COTIDIANAS ALEGRIAS
Ando um pouco cansada de gente séria. Pouco não, muito. Gosto mesmo é de dentes. Paguei uma bagatela por um kit com três tubos de creme dental e um enxaguante bucal. Sou tão antiga que sinto falta da propaganda da Kolynos. Não que todos os dias tenhamos a obrigação patriótica de ostentar um frescor matinal, mas gente aborrecida demais, ofende.
Tenho evitado falar com Rosilda. De flor agora ela só tem o nome. Anda amarga feito suco de jiló. Já tem décadas que ela me procura para rezar a mesma ladainha: o abandono do seu antigo noivo, Ausêncio. Perder um namorado com este nome deveria ser motivo de festa regada a vinho do porto, mas ela preferiu ancorar nas orlas do sofrimento. Toda vez o mesmo mantra: “Luzinete, por que ele fez isso comigo? ” Por motivo daquele indigno, ela já chorou mais que vela de sete dias em feriado de finados. Perdeu quilos, vontades, fé e o enxoval. Já disse a ela que resposta não tenho e como meus cansaços andam me sondando, prefiro me aquietar. Há respostas que só encontramos na solidão de nossos silêncios. Talvez Rosilda esteja precisando deles.

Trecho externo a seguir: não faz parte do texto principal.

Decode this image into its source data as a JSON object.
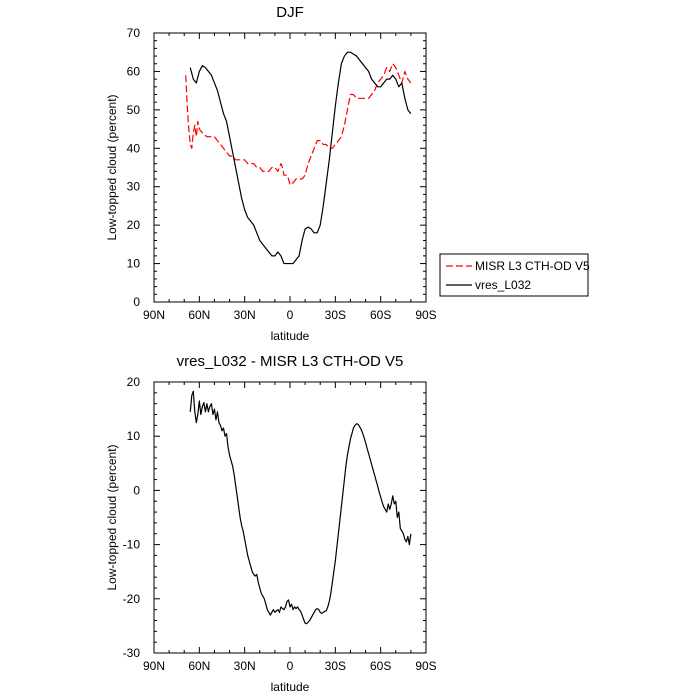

Padre Rivelino já perdoou minhas culpas depois que levei duas dúzias de quindins para ele. Desde então me sinto levinha, levinha. Nada como o sacramento da confissão.
Do meu jeito um pouco esquisito, vou tentando extrair as miúdas alegrias que me são possíveis: Preparar meus pratos preferidos, tomar um cálice de vinho, ler ao som da chuva, conversar sem pressa com os amigos na quitanda do Chico, comer jabuticabas, tomar um cafezinho com Dona Helena, cuidar das minhas flores, fazer brigadeiro de colher e o que mais vir a ser que me faça feliz.
A vida não me entregou sublimes certezas, mas me mostrou singelos caminhos. A ela agradeço.